El viajero conocía bien aquellas tierras paradisíacas que se extienden entre el bosque y el Mar Cerenario, y siguió alegremente el curso cantarino del Oukranos, que señalaba su ruta. El sol se elevó por encima de las suaves colinas cubiertas de prados y bosques, y encendió los colores de los millares de flores que tapizaban las cañadas y los oteros. En toda esta región flota una neblina mágica y la luz del sol parece durar un poco más que en otros lugares. También perdura allí la rumorosa música del verano que componen las abejas y los pájaros, de modo que los hombres cruzan por allí como por un paraje maravilloso y experimentan la mayor dicha y encanto que después les cabe recordar.

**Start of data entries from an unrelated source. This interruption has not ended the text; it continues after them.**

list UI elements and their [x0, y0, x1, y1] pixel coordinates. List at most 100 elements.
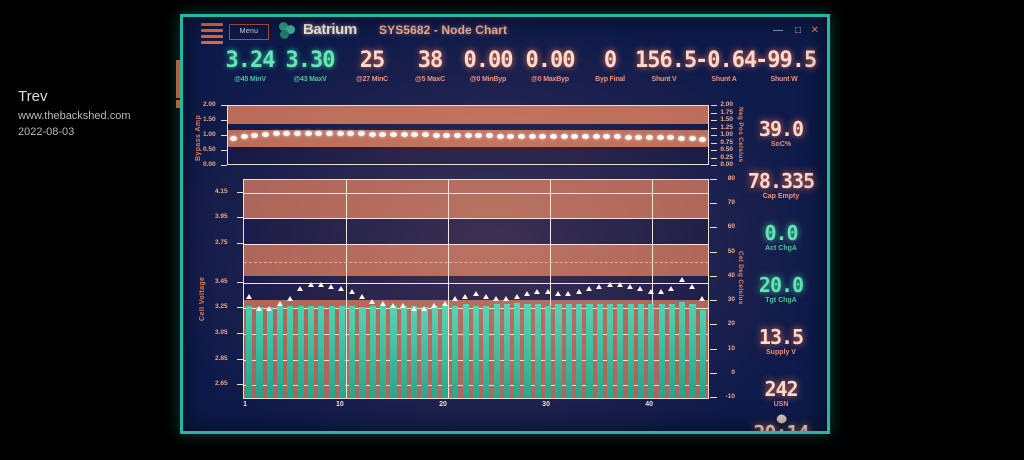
- cell-voltage-bar[interactable]: [266, 306, 273, 398]
- status-sidebar: Neg Pos Celsius Cel Deg Celsius 39.0 SoC%…: [735, 101, 827, 431]
- cell-voltage-plot[interactable]: [243, 179, 709, 399]
- cell-temp-marker: [678, 276, 685, 282]
- cell-voltage-bar[interactable]: [276, 305, 284, 398]
- cell-voltage-bar[interactable]: [452, 305, 459, 398]
- cell-voltage-bar[interactable]: [576, 304, 583, 398]
- watermark-url: www.thebackshed.com: [18, 110, 131, 122]
- cell-voltage-bar[interactable]: [349, 305, 356, 398]
- cell-voltage-bar[interactable]: [472, 305, 480, 398]
- cell-voltage-bar[interactable]: [431, 305, 438, 398]
- bypass-y-tick: 0.50: [203, 146, 216, 153]
- x-axis-tick: 1: [243, 401, 248, 408]
- readout-label: Shunt V: [651, 76, 677, 83]
- cell-voltage-bar[interactable]: [606, 304, 614, 398]
- bypass-data-point: [325, 131, 333, 137]
- cell-voltage-bar[interactable]: [411, 305, 418, 398]
- cell-voltage-bar[interactable]: [648, 304, 655, 398]
- cell-voltage-bar[interactable]: [338, 305, 346, 398]
- gear-icon[interactable]: [773, 411, 789, 427]
- readout-label: @0 MaxByp: [531, 76, 569, 83]
- cell-voltage-bar[interactable]: [359, 306, 366, 398]
- cell-temp-marker: [400, 303, 407, 309]
- readout-shunt-w: -99.5 Shunt W: [755, 49, 817, 84]
- horizontal-gridline: [244, 282, 708, 284]
- cell-voltage-bar[interactable]: [441, 305, 449, 398]
- bypass-data-point: [229, 135, 237, 141]
- bypass-y-tick-right: 2.00: [720, 101, 733, 108]
- cell-voltage-bar[interactable]: [565, 304, 572, 398]
- sidebar-stat-supply-v: 13.5 Supply V: [735, 325, 827, 357]
- cell-temp-marker: [658, 288, 665, 294]
- hamburger-menu-icon[interactable]: [201, 23, 223, 44]
- cell-temp-marker: [699, 296, 706, 302]
- temp-y-tick: 60: [727, 223, 735, 231]
- cell-voltage-bar[interactable]: [318, 305, 325, 398]
- sidebar-stat-label: Supply V: [766, 349, 796, 356]
- cell-voltage-bar[interactable]: [297, 305, 304, 398]
- cell-temp-marker: [410, 305, 417, 311]
- bypass-data-point: [549, 133, 557, 139]
- bypass-amp-plot[interactable]: [227, 105, 709, 165]
- bypass-data-point: [539, 133, 547, 139]
- cell-voltage-bar[interactable]: [679, 301, 686, 398]
- cell-voltage-bar[interactable]: [545, 305, 552, 398]
- bypass-data-point: [432, 132, 440, 138]
- readout-label: @5 MaxC: [415, 76, 445, 83]
- x-axis-tick: 40: [645, 401, 654, 408]
- cell-temp-marker: [503, 296, 510, 302]
- window-title: SYS5682 - Node Chart: [379, 23, 508, 37]
- cell-voltage-bar[interactable]: [699, 309, 706, 398]
- cell-voltage-bar[interactable]: [462, 304, 469, 398]
- cell-voltage-bar[interactable]: [287, 305, 294, 398]
- cell-voltage-bar[interactable]: [596, 304, 603, 398]
- bypass-data-point: [411, 132, 419, 138]
- cell-voltage-bar[interactable]: [637, 304, 645, 398]
- bezel-strip-upper: [176, 60, 183, 98]
- cell-voltage-bar[interactable]: [493, 304, 500, 398]
- cell-voltage-bar[interactable]: [483, 305, 490, 398]
- bypass-data-point: [315, 130, 323, 136]
- cell-voltage-bar[interactable]: [514, 303, 521, 398]
- vertical-gridline: [346, 180, 348, 398]
- bypass-band: [228, 106, 708, 124]
- cell-voltage-bar[interactable]: [328, 305, 335, 398]
- cell-voltage-bar[interactable]: [534, 304, 541, 398]
- cell-voltage-bar[interactable]: [400, 305, 407, 398]
- cell-voltage-bar[interactable]: [369, 305, 376, 398]
- sidebar-stat-usn: 242 USN: [735, 379, 827, 409]
- readout-shunt-v: 156.5 Shunt V: [635, 49, 697, 84]
- cell-voltage-bar[interactable]: [307, 305, 315, 398]
- temp-y-tickmark: [710, 227, 717, 229]
- maximize-icon[interactable]: □: [794, 25, 801, 36]
- cell-voltage-bar[interactable]: [689, 304, 696, 398]
- sidebar-stat-label: SoC%: [770, 141, 792, 148]
- sidebar-stat-value: 13.5: [758, 325, 804, 349]
- cell-voltage-bar[interactable]: [627, 304, 634, 398]
- menu-button[interactable]: Menu: [229, 24, 269, 40]
- cell-voltage-bar[interactable]: [421, 306, 428, 398]
- cell-voltage-bar[interactable]: [390, 305, 397, 398]
- cell-voltage-bar[interactable]: [555, 304, 562, 398]
- cell-voltage-bar[interactable]: [668, 304, 675, 398]
- cell-voltage-bar[interactable]: [524, 304, 531, 398]
- cell-voltage-bar[interactable]: [256, 306, 263, 398]
- cell-voltage-bar[interactable]: [586, 304, 593, 398]
- bypass-data-point: [261, 131, 269, 137]
- title-bar: Menu Batrium SYS5682 - Node Chart — □ ✕: [183, 17, 827, 45]
- bypass-data-point: [304, 130, 312, 136]
- temp-y-tickmark: [710, 397, 717, 398]
- cell-temp-marker: [286, 296, 293, 302]
- bypass-data-point: [603, 134, 611, 140]
- cell-voltage-bar[interactable]: [380, 305, 387, 398]
- temp-y-tick: 50: [727, 247, 735, 255]
- cell-voltage-bar[interactable]: [658, 304, 665, 398]
- bypass-data-point: [379, 131, 387, 137]
- minimize-icon[interactable]: —: [773, 25, 783, 36]
- cell-voltage-bar[interactable]: [246, 305, 253, 398]
- voltage-y-tick: 3.25: [215, 303, 228, 311]
- cell-voltage-bar[interactable]: [503, 304, 510, 398]
- voltage-y-tickmark: [237, 332, 243, 334]
- close-icon[interactable]: ✕: [810, 25, 819, 36]
- cell-voltage-bar[interactable]: [617, 304, 624, 398]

Hacia mediodía llegó Carter a Kiran, cuyas terrazas de jaspe descienden hasta el borde del río y conducen a un templo de encanto, a donde el rey de Ilek-Vad acude una vez al año con su palanquín de oro desde su lejano reino del mar crepuscular, a orar ante el dios del Oukranos, el que cantaba para él cuando el rey era joven y vivía en una cabaña, junto a la orilla del río. Este templo es todo de jaspe y cubre un acre de terreno con sus muros y sus patios, con sus siete torres rematadas en flecha y su capilla interior, adonde el río penetra a través de canales ocultos y el dios canta dulcemente por la noche. Muchas veces la luna oye extrañas melodías, mientras sus rayos bañan tales patios y terrazas y pináculos; pero nadie, excepto el propio rey de Ilek-Vad, podría decir si esa melodía es la canción del dios o el cántico de sus misteriosos sacerdotes, pues el rey es el único que ha entrado en el templo y ha visto a los sacerdotes. Ahora, en el sopor del mediodía, aquel templo esculpido y delicado permanecía en silencio; y mientras caminaba bajo un sol mágico, Carter sólo oía el rumor de la gran corriente y el murmullo de los pájaros y las abejas.

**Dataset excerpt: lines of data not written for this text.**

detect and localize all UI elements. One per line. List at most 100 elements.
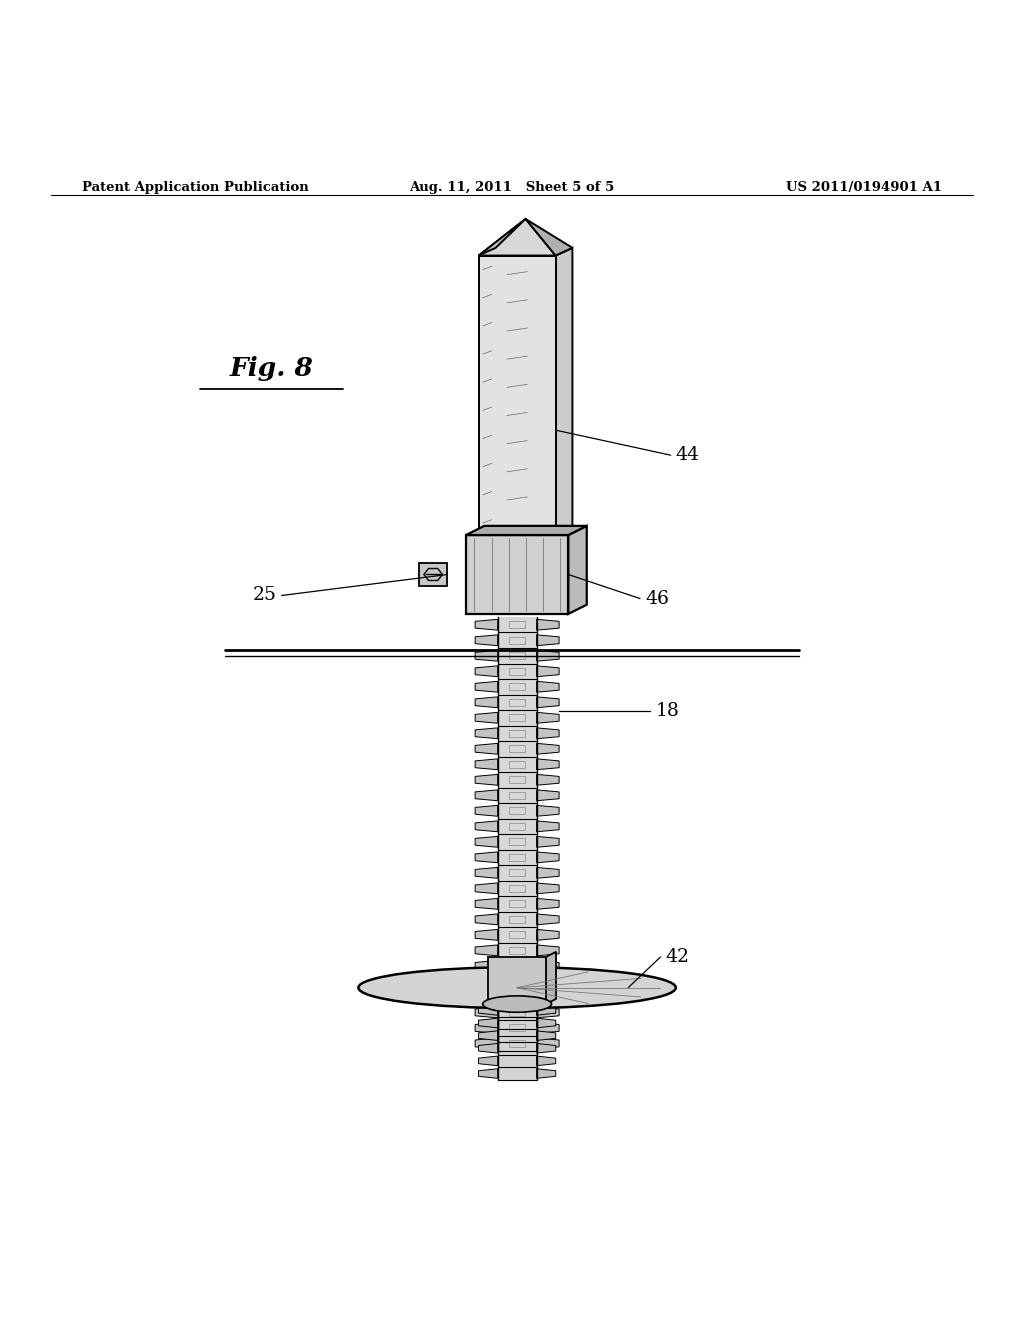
Polygon shape xyxy=(498,834,537,850)
Polygon shape xyxy=(475,619,498,630)
Polygon shape xyxy=(498,694,537,710)
Polygon shape xyxy=(537,635,559,645)
Polygon shape xyxy=(475,867,498,878)
Polygon shape xyxy=(475,899,498,909)
Polygon shape xyxy=(475,945,498,956)
Text: 44: 44 xyxy=(676,446,699,465)
Polygon shape xyxy=(537,1038,559,1049)
Polygon shape xyxy=(498,1005,537,1016)
Polygon shape xyxy=(498,958,537,974)
Polygon shape xyxy=(498,1016,537,1030)
Polygon shape xyxy=(475,805,498,816)
Polygon shape xyxy=(475,727,498,739)
Polygon shape xyxy=(475,851,498,863)
Polygon shape xyxy=(475,1007,498,1018)
Polygon shape xyxy=(475,961,498,972)
Polygon shape xyxy=(537,975,559,987)
Text: 25: 25 xyxy=(253,586,276,605)
Polygon shape xyxy=(498,741,537,756)
Polygon shape xyxy=(537,697,559,708)
Polygon shape xyxy=(479,256,555,537)
Polygon shape xyxy=(478,1031,498,1040)
Polygon shape xyxy=(546,952,556,1005)
Polygon shape xyxy=(488,957,546,1005)
Polygon shape xyxy=(537,805,559,816)
Polygon shape xyxy=(498,772,537,788)
Text: 18: 18 xyxy=(655,702,679,721)
Polygon shape xyxy=(466,535,568,614)
Polygon shape xyxy=(498,1036,537,1051)
Polygon shape xyxy=(537,713,559,723)
Polygon shape xyxy=(475,1038,498,1049)
Polygon shape xyxy=(475,821,498,832)
Polygon shape xyxy=(498,1030,537,1041)
Polygon shape xyxy=(475,775,498,785)
Polygon shape xyxy=(475,697,498,708)
Polygon shape xyxy=(537,837,559,847)
Polygon shape xyxy=(498,678,537,694)
Polygon shape xyxy=(537,913,559,925)
Polygon shape xyxy=(475,975,498,987)
Polygon shape xyxy=(475,759,498,770)
Polygon shape xyxy=(537,727,559,739)
Text: Patent Application Publication: Patent Application Publication xyxy=(82,181,308,194)
Polygon shape xyxy=(537,1023,559,1034)
Polygon shape xyxy=(498,616,537,632)
Polygon shape xyxy=(537,775,559,785)
Polygon shape xyxy=(537,867,559,878)
Polygon shape xyxy=(419,564,447,586)
Polygon shape xyxy=(498,974,537,989)
Polygon shape xyxy=(498,803,537,818)
Polygon shape xyxy=(475,743,498,754)
Polygon shape xyxy=(475,837,498,847)
Text: 46: 46 xyxy=(645,590,669,607)
Polygon shape xyxy=(498,896,537,912)
Polygon shape xyxy=(537,991,559,1002)
Polygon shape xyxy=(498,632,537,648)
Polygon shape xyxy=(475,665,498,677)
Polygon shape xyxy=(537,1044,556,1053)
Polygon shape xyxy=(537,1007,559,1018)
Polygon shape xyxy=(498,648,537,664)
Polygon shape xyxy=(498,818,537,834)
Polygon shape xyxy=(537,789,559,801)
Polygon shape xyxy=(537,1069,556,1078)
Polygon shape xyxy=(537,651,559,661)
Text: 42: 42 xyxy=(666,948,689,966)
Polygon shape xyxy=(498,726,537,741)
Polygon shape xyxy=(537,619,559,630)
Polygon shape xyxy=(537,929,559,940)
Polygon shape xyxy=(475,789,498,801)
Polygon shape xyxy=(478,1018,498,1028)
Polygon shape xyxy=(537,821,559,832)
Polygon shape xyxy=(475,651,498,661)
Polygon shape xyxy=(498,912,537,927)
Polygon shape xyxy=(537,665,559,677)
Text: US 2011/0194901 A1: US 2011/0194901 A1 xyxy=(786,181,942,194)
Polygon shape xyxy=(498,788,537,803)
Polygon shape xyxy=(498,756,537,772)
Polygon shape xyxy=(498,1005,537,1020)
Polygon shape xyxy=(466,525,587,535)
Polygon shape xyxy=(537,883,559,894)
Text: Aug. 11, 2011   Sheet 5 of 5: Aug. 11, 2011 Sheet 5 of 5 xyxy=(410,181,614,194)
Polygon shape xyxy=(537,945,559,956)
Polygon shape xyxy=(498,710,537,726)
Polygon shape xyxy=(475,929,498,940)
Polygon shape xyxy=(498,850,537,865)
Ellipse shape xyxy=(482,995,552,1012)
Polygon shape xyxy=(475,713,498,723)
Polygon shape xyxy=(537,961,559,972)
Polygon shape xyxy=(537,743,559,754)
Polygon shape xyxy=(537,681,559,692)
Polygon shape xyxy=(478,1044,498,1053)
Polygon shape xyxy=(537,851,559,863)
Polygon shape xyxy=(478,1006,498,1015)
Polygon shape xyxy=(525,219,572,256)
Polygon shape xyxy=(498,927,537,942)
Polygon shape xyxy=(498,1055,537,1067)
Polygon shape xyxy=(479,219,555,256)
Polygon shape xyxy=(498,1020,537,1036)
Polygon shape xyxy=(475,883,498,894)
Polygon shape xyxy=(498,865,537,880)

El peregrino caminó durante toda la tarde por las perfumadas praderas, al abrigo de las suaves colinas ribereñas cubiertas de pacíficas casitas de techumbre de paja y de santuarios erigidos a dioses amables, esculpidos en jaspe o en crisoberilo. A veces caminaba por el mismo borde del Oukranos, y silbaba a los peces vivarachos e iridiscentes de aquella corriente cristalina; otras veces, se detenía entre el susurro de los juncos a contemplar el gran bosque de la otra orilla, cuyos árboles descendían hasta el mismo borde del agua. En algunos sueños anteriores había visto salir de ese bosque a los buopoths, pesados y tímidos, que iban a beber en el río; pero ahora no se veía ninguno. Una de las veces se detuvo a mirar cómo un pez carnívoro atrapaba un pájaro pescador, al cual había atraído al agua con el señuelo de sus tentadoras escamas al sol. En el momento en que el alado cazador se lanzó a picarle, lo cogió por el pico con su boca enorme.